Saturday, 2 October 2010

Palmer Hayden | Harlem Renaissance


Palmer Hayden, Untitled (The Carousel Wharf) (detail) (n.d., signed lower right, watercolor on paper, 18 x 23 ¾ in.)

http://www.cwow.org/see/feature.php?f_id=284&s_id=2&c_id=


THIS THURSDAY:

Two watercolors by Palmer Hayden, the famous Harlem Renaissance artist, will be included in Swann Galleries, Inc.African-American Fine Art Auction on October 7, 2010 starting at 2:30p.m. at 104 East 25th Street, New York, NY 10010 (212-254-4710).

Palmer Hayden, Untitled (The Carousel Wharf) (detail) (n.d., signed lower right, watercolor on paper, 18 x 23 ¾ in.)

OCTOBER 7, 2010: PALMER HAYDEN AUCTION
Two watercolors by Palmer Hayden, the famous Harlem Renaissance artist, will be included in Swann Galleries, Inc.
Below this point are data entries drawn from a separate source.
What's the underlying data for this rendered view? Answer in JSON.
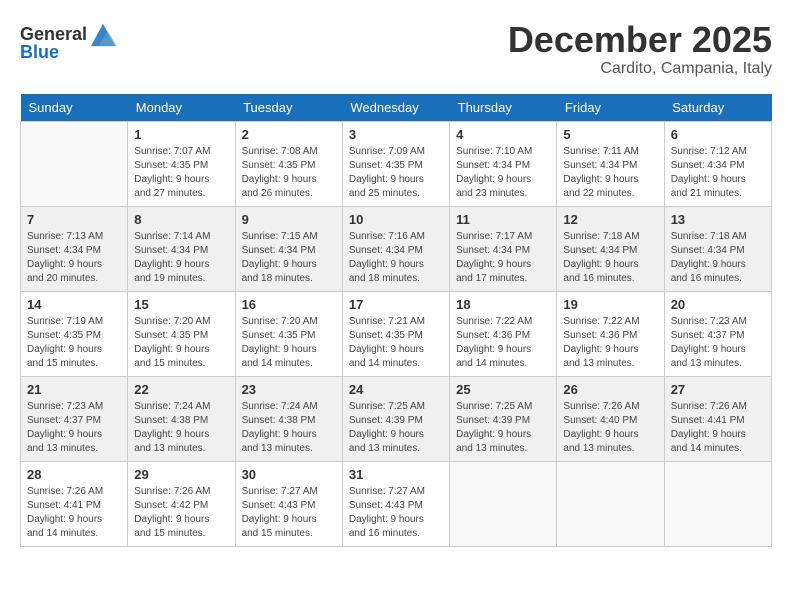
{
  "header": {
    "logo_general": "General",
    "logo_blue": "Blue",
    "month_title": "December 2025",
    "location": "Cardito, Campania, Italy"
  },
  "weekdays": [
    "Sunday",
    "Monday",
    "Tuesday",
    "Wednesday",
    "Thursday",
    "Friday",
    "Saturday"
  ],
  "weeks": [
    [
      {
        "day": "",
        "sunrise": "",
        "sunset": "",
        "daylight": ""
      },
      {
        "day": "1",
        "sunrise": "Sunrise: 7:07 AM",
        "sunset": "Sunset: 4:35 PM",
        "daylight": "Daylight: 9 hours and 27 minutes."
      },
      {
        "day": "2",
        "sunrise": "Sunrise: 7:08 AM",
        "sunset": "Sunset: 4:35 PM",
        "daylight": "Daylight: 9 hours and 26 minutes."
      },
      {
        "day": "3",
        "sunrise": "Sunrise: 7:09 AM",
        "sunset": "Sunset: 4:35 PM",
        "daylight": "Daylight: 9 hours and 25 minutes."
      },
      {
        "day": "4",
        "sunrise": "Sunrise: 7:10 AM",
        "sunset": "Sunset: 4:34 PM",
        "daylight": "Daylight: 9 hours and 23 minutes."
      },
      {
        "day": "5",
        "sunrise": "Sunrise: 7:11 AM",
        "sunset": "Sunset: 4:34 PM",
        "daylight": "Daylight: 9 hours and 22 minutes."
      },
      {
        "day": "6",
        "sunrise": "Sunrise: 7:12 AM",
        "sunset": "Sunset: 4:34 PM",
        "daylight": "Daylight: 9 hours and 21 minutes."
      }
    ],
    [
      {
        "day": "7",
        "sunrise": "Sunrise: 7:13 AM",
        "sunset": "Sunset: 4:34 PM",
        "daylight": "Daylight: 9 hours and 20 minutes."
      },
      {
        "day": "8",
        "sunrise": "Sunrise: 7:14 AM",
        "sunset": "Sunset: 4:34 PM",
        "daylight": "Daylight: 9 hours and 19 minutes."
      },
      {
        "day": "9",
        "sunrise": "Sunrise: 7:15 AM",
        "sunset": "Sunset: 4:34 PM",
        "daylight": "Daylight: 9 hours and 18 minutes."
      },
      {
        "day": "10",
        "sunrise": "Sunrise: 7:16 AM",
        "sunset": "Sunset: 4:34 PM",
        "daylight": "Daylight: 9 hours and 18 minutes."
      },
      {
        "day": "11",
        "sunrise": "Sunrise: 7:17 AM",
        "sunset": "Sunset: 4:34 PM",
        "daylight": "Daylight: 9 hours and 17 minutes."
      },
      {
        "day": "12",
        "sunrise": "Sunrise: 7:18 AM",
        "sunset": "Sunset: 4:34 PM",
        "daylight": "Daylight: 9 hours and 16 minutes."
      },
      {
        "day": "13",
        "sunrise": "Sunrise: 7:18 AM",
        "sunset": "Sunset: 4:34 PM",
        "daylight": "Daylight: 9 hours and 16 minutes."
      }
    ],
    [
      {
        "day": "14",
        "sunrise": "Sunrise: 7:19 AM",
        "sunset": "Sunset: 4:35 PM",
        "daylight": "Daylight: 9 hours and 15 minutes."
      },
      {
        "day": "15",
        "sunrise": "Sunrise: 7:20 AM",
        "sunset": "Sunset: 4:35 PM",
        "daylight": "Daylight: 9 hours and 15 minutes."
      },
      {
        "day": "16",
        "sunrise": "Sunrise: 7:20 AM",
        "sunset": "Sunset: 4:35 PM",
        "daylight": "Daylight: 9 hours and 14 minutes."
      },
      {
        "day": "17",
        "sunrise": "Sunrise: 7:21 AM",
        "sunset": "Sunset: 4:35 PM",
        "daylight": "Daylight: 9 hours and 14 minutes."
      },
      {
        "day": "18",
        "sunrise": "Sunrise: 7:22 AM",
        "sunset": "Sunset: 4:36 PM",
        "daylight": "Daylight: 9 hours and 14 minutes."
      },
      {
        "day": "19",
        "sunrise": "Sunrise: 7:22 AM",
        "sunset": "Sunset: 4:36 PM",
        "daylight": "Daylight: 9 hours and 13 minutes."
      },
      {
        "day": "20",
        "sunrise": "Sunrise: 7:23 AM",
        "sunset": "Sunset: 4:37 PM",
        "daylight": "Daylight: 9 hours and 13 minutes."
      }
    ],
    [
      {
        "day": "21",
        "sunrise": "Sunrise: 7:23 AM",
        "sunset": "Sunset: 4:37 PM",
        "daylight": "Daylight: 9 hours and 13 minutes."
      },
      {
        "day": "22",
        "sunrise": "Sunrise: 7:24 AM",
        "sunset": "Sunset: 4:38 PM",
        "daylight": "Daylight: 9 hours and 13 minutes."
      },
      {
        "day": "23",
        "sunrise": "Sunrise: 7:24 AM",
        "sunset": "Sunset: 4:38 PM",
        "daylight": "Daylight: 9 hours and 13 minutes."
      },
      {
        "day": "24",
        "sunrise": "Sunrise: 7:25 AM",
        "sunset": "Sunset: 4:39 PM",
        "daylight": "Daylight: 9 hours and 13 minutes."
      },
      {
        "day": "25",
        "sunrise": "Sunrise: 7:25 AM",
        "sunset": "Sunset: 4:39 PM",
        "daylight": "Daylight: 9 hours and 13 minutes."
      },
      {
        "day": "26",
        "sunrise": "Sunrise: 7:26 AM",
        "sunset": "Sunset: 4:40 PM",
        "daylight": "Daylight: 9 hours and 13 minutes."
      },
      {
        "day": "27",
        "sunrise": "Sunrise: 7:26 AM",
        "sunset": "Sunset: 4:41 PM",
        "daylight": "Daylight: 9 hours and 14 minutes."
      }
    ],
    [
      {
        "day": "28",
        "sunrise": "Sunrise: 7:26 AM",
        "sunset": "Sunset: 4:41 PM",
        "daylight": "Daylight: 9 hours and 14 minutes."
      },
      {
        "day": "29",
        "sunrise": "Sunrise: 7:26 AM",
        "sunset": "Sunset: 4:42 PM",
        "daylight": "Daylight: 9 hours and 15 minutes."
      },
      {
        "day": "30",
        "sunrise": "Sunrise: 7:27 AM",
        "sunset": "Sunset: 4:43 PM",
        "daylight": "Daylight: 9 hours and 15 minutes."
      },
      {
        "day": "31",
        "sunrise": "Sunrise: 7:27 AM",
        "sunset": "Sunset: 4:43 PM",
        "daylight": "Daylight: 9 hours and 16 minutes."
      },
      {
        "day": "",
        "sunrise": "",
        "sunset": "",
        "daylight": ""
      },
      {
        "day": "",
        "sunrise": "",
        "sunset": "",
        "daylight": ""
      },
      {
        "day": "",
        "sunrise": "",
        "sunset": "",
        "daylight": ""
      }
    ]
  ]
}
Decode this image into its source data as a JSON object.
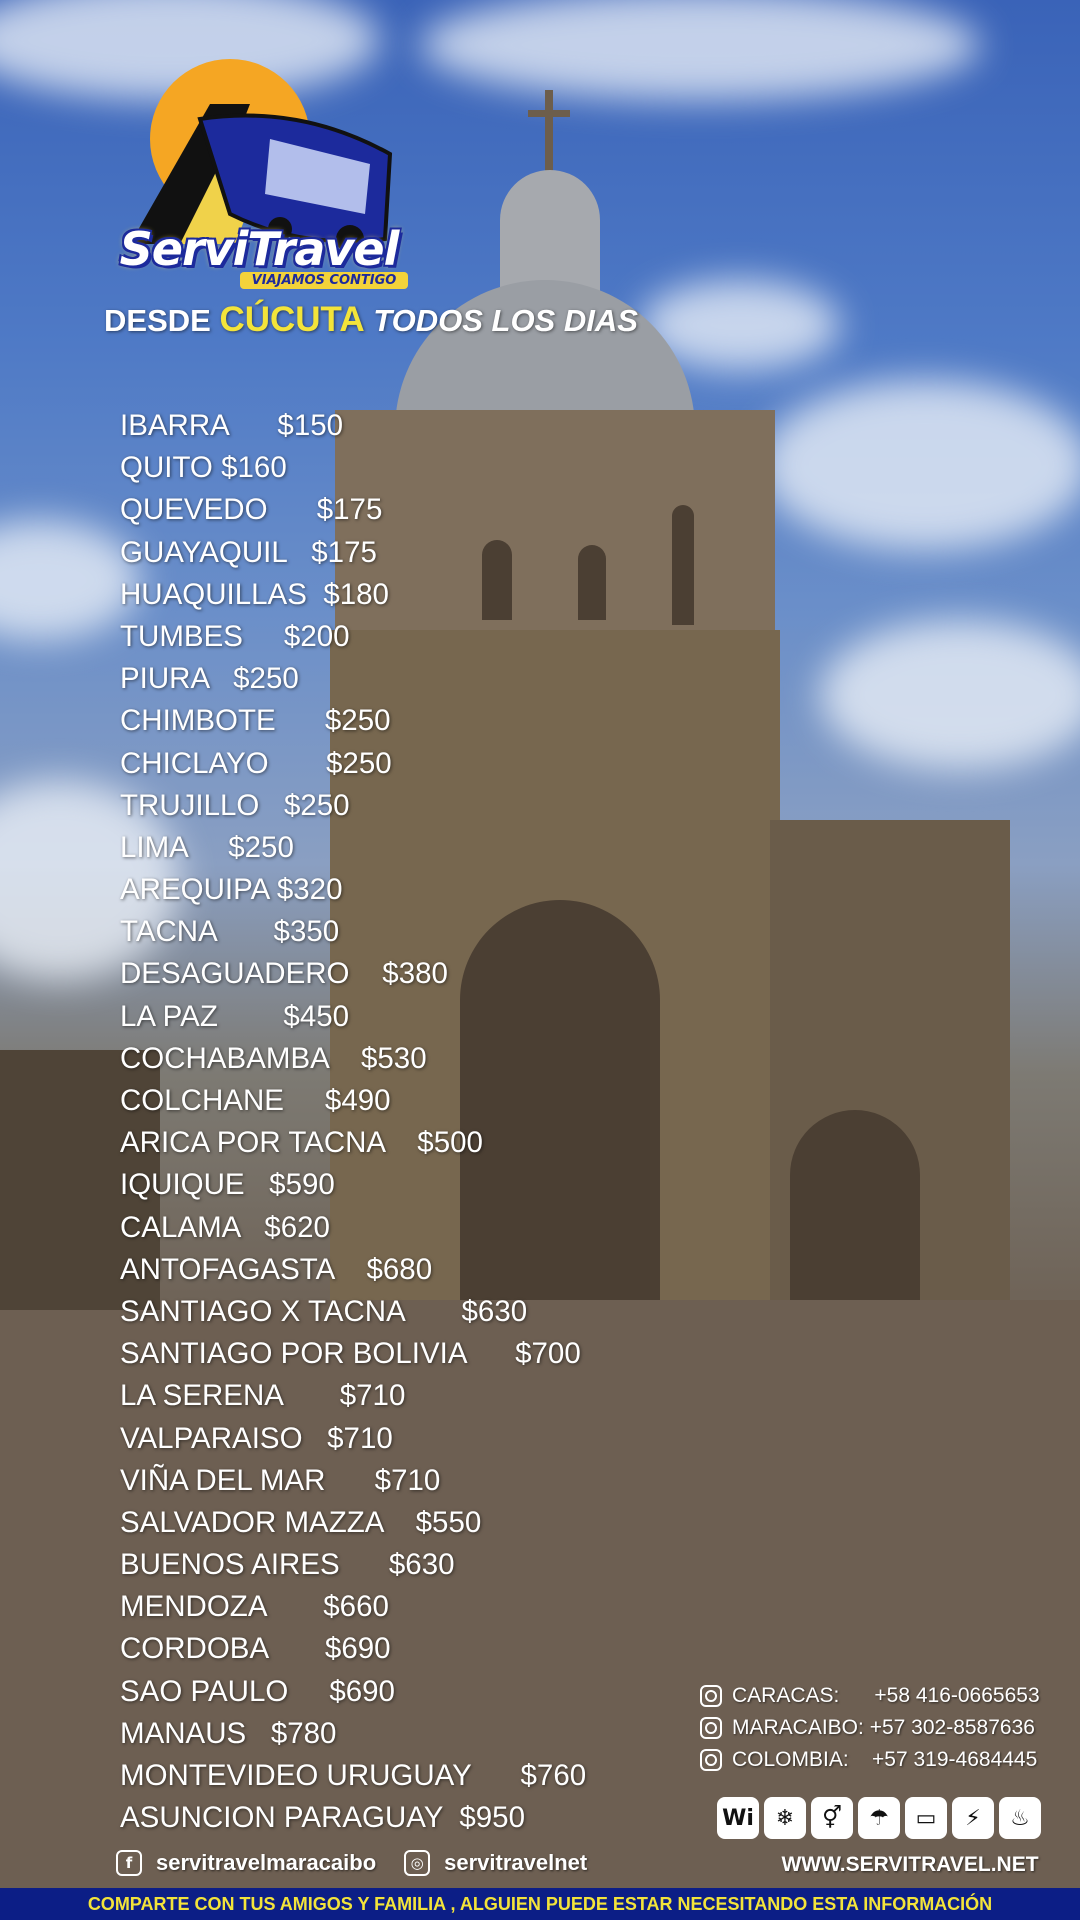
{
  "brand": {
    "name": "ServiTravel",
    "tagline": "VIAJAMOS CONTIGO",
    "colors": {
      "primary_blue": "#1c2a9c",
      "accent_yellow": "#f3e43a",
      "logo_orange": "#f5a623"
    }
  },
  "headline": {
    "prefix": "DESDE",
    "city": "CÚCUTA",
    "suffix": "TODOS LOS DIAS"
  },
  "routes": [
    {
      "name": "IBARRA",
      "gap": "      ",
      "price": "$150"
    },
    {
      "name": "QUITO",
      "gap": " ",
      "price": "$160"
    },
    {
      "name": "QUEVEDO",
      "gap": "      ",
      "price": "$175"
    },
    {
      "name": "GUAYAQUIL",
      "gap": "   ",
      "price": "$175"
    },
    {
      "name": "HUAQUILLAS",
      "gap": "  ",
      "price": "$180"
    },
    {
      "name": "TUMBES",
      "gap": "     ",
      "price": "$200"
    },
    {
      "name": "PIURA",
      "gap": "   ",
      "price": "$250"
    },
    {
      "name": "CHIMBOTE",
      "gap": "      ",
      "price": "$250"
    },
    {
      "name": "CHICLAYO",
      "gap": "       ",
      "price": "$250"
    },
    {
      "name": "TRUJILLO",
      "gap": "   ",
      "price": "$250"
    },
    {
      "name": "LIMA",
      "gap": "     ",
      "price": "$250"
    },
    {
      "name": "AREQUIPA",
      "gap": " ",
      "price": "$320"
    },
    {
      "name": "TACNA",
      "gap": "       ",
      "price": "$350"
    },
    {
      "name": "DESAGUADERO",
      "gap": "    ",
      "price": "$380"
    },
    {
      "name": "LA PAZ",
      "gap": "        ",
      "price": "$450"
    },
    {
      "name": "COCHABAMBA",
      "gap": "    ",
      "price": "$530"
    },
    {
      "name": "COLCHANE",
      "gap": "     ",
      "price": "$490"
    },
    {
      "name": "ARICA POR TACNA",
      "gap": "    ",
      "price": "$500"
    },
    {
      "name": "IQUIQUE",
      "gap": "   ",
      "price": "$590"
    },
    {
      "name": "CALAMA",
      "gap": "   ",
      "price": "$620"
    },
    {
      "name": "ANTOFAGASTA",
      "gap": "    ",
      "price": "$680"
    },
    {
      "name": "SANTIAGO X TACNA",
      "gap": "       ",
      "price": "$630"
    },
    {
      "name": "SANTIAGO POR BOLIVIA",
      "gap": "      ",
      "price": "$700"
    },
    {
      "name": "LA SERENA",
      "gap": "       ",
      "price": "$710"
    },
    {
      "name": "VALPARAISO",
      "gap": "   ",
      "price": "$710"
    },
    {
      "name": "VIÑA DEL MAR",
      "gap": "      ",
      "price": "$710"
    },
    {
      "name": "SALVADOR MAZZA",
      "gap": "    ",
      "price": "$550"
    },
    {
      "name": "BUENOS AIRES",
      "gap": "      ",
      "price": "$630"
    },
    {
      "name": "MENDOZA",
      "gap": "       ",
      "price": "$660"
    },
    {
      "name": "CORDOBA",
      "gap": "       ",
      "price": "$690"
    },
    {
      "name": "SAO PAULO",
      "gap": "     ",
      "price": "$690"
    },
    {
      "name": "MANAUS",
      "gap": "   ",
      "price": "$780"
    },
    {
      "name": "MONTEVIDEO URUGUAY",
      "gap": "      ",
      "price": "$760"
    },
    {
      "name": "ASUNCION PARAGUAY",
      "gap": "  ",
      "price": "$950"
    }
  ],
  "contacts": [
    {
      "label": "CARACAS:",
      "gap": "      ",
      "phone": "+58 416-0665653",
      "icon": "whatsapp-icon"
    },
    {
      "label": "MARACAIBO:",
      "gap": " ",
      "phone": "+57 302-8587636",
      "icon": "whatsapp-icon"
    },
    {
      "label": "COLOMBIA:",
      "gap": "    ",
      "phone": "+57 319-4684445",
      "icon": "whatsapp-icon"
    }
  ],
  "amenities": [
    {
      "name": "wifi-icon",
      "glyph": "Wi"
    },
    {
      "name": "air-conditioning-icon",
      "glyph": "❄"
    },
    {
      "name": "restroom-icon",
      "glyph": "⚥"
    },
    {
      "name": "shower-icon",
      "glyph": "☂"
    },
    {
      "name": "tv-icon",
      "glyph": "▭"
    },
    {
      "name": "power-outlet-icon",
      "glyph": "⚡"
    },
    {
      "name": "dining-icon",
      "glyph": "♨"
    }
  ],
  "social": {
    "facebook": {
      "icon": "facebook-icon",
      "glyph": "f",
      "handle": "servitravelmaracaibo"
    },
    "instagram": {
      "icon": "instagram-icon",
      "glyph": "◎",
      "handle": "servitravelnet"
    }
  },
  "website": "WWW.SERVITRAVEL.NET",
  "footer": "COMPARTE CON TUS AMIGOS Y FAMILIA , ALGUIEN PUEDE ESTAR NECESITANDO ESTA INFORMACIÓN"
}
African-American Fine Art Auction on October 7, 2010 starting at 2:30 p.m. at 104 East 25th Street, New York, NY 10010 (212-254-4710). The Benny Andrews Foundation, Inc. of Litchfield, Connecticut donated the original, signed watercolors entitled Girl with Cat and Untitled (The Carousel Wharf) to support cWOW's educational programs for youth such as ArtReach, City Murals, and Newark New Media.

Nene Humphrey, President of The Benny Andrews Foundation, said, “The Foundation selected City Without Walls for its first major award, because of the innovative ways that cWOW uses arts education to connect with urban youth.”

Palmer Hayden (1890-1973) was among the most celebrated painters of the 1920s Harlem Renaissance. He served in the U.S. military during World War I, worked in Harlem and Paris between the Wars, for the WPA afterward. David Driskell wrote that Hayden was "one of the first painters to offer a candid, if somewhat controversial, interpretation of black life" in the anthology Harlem Renaissance: The Art of Black America (New York, NY: Studio Museum of Harlem, 1987).

Benny Andrews (1930-2006), the nationally renowned artist and activist who worked to spread the Civil Rights Movement to the art world in the 1960s, created the Foundation in 2002 to support projects designed to bring art enrichment to a diverse audience. "The Foundation will help to level the playing field in the art world," stated Andrews, "it will be a community-based effort that will allow artists and art professionals to help each other."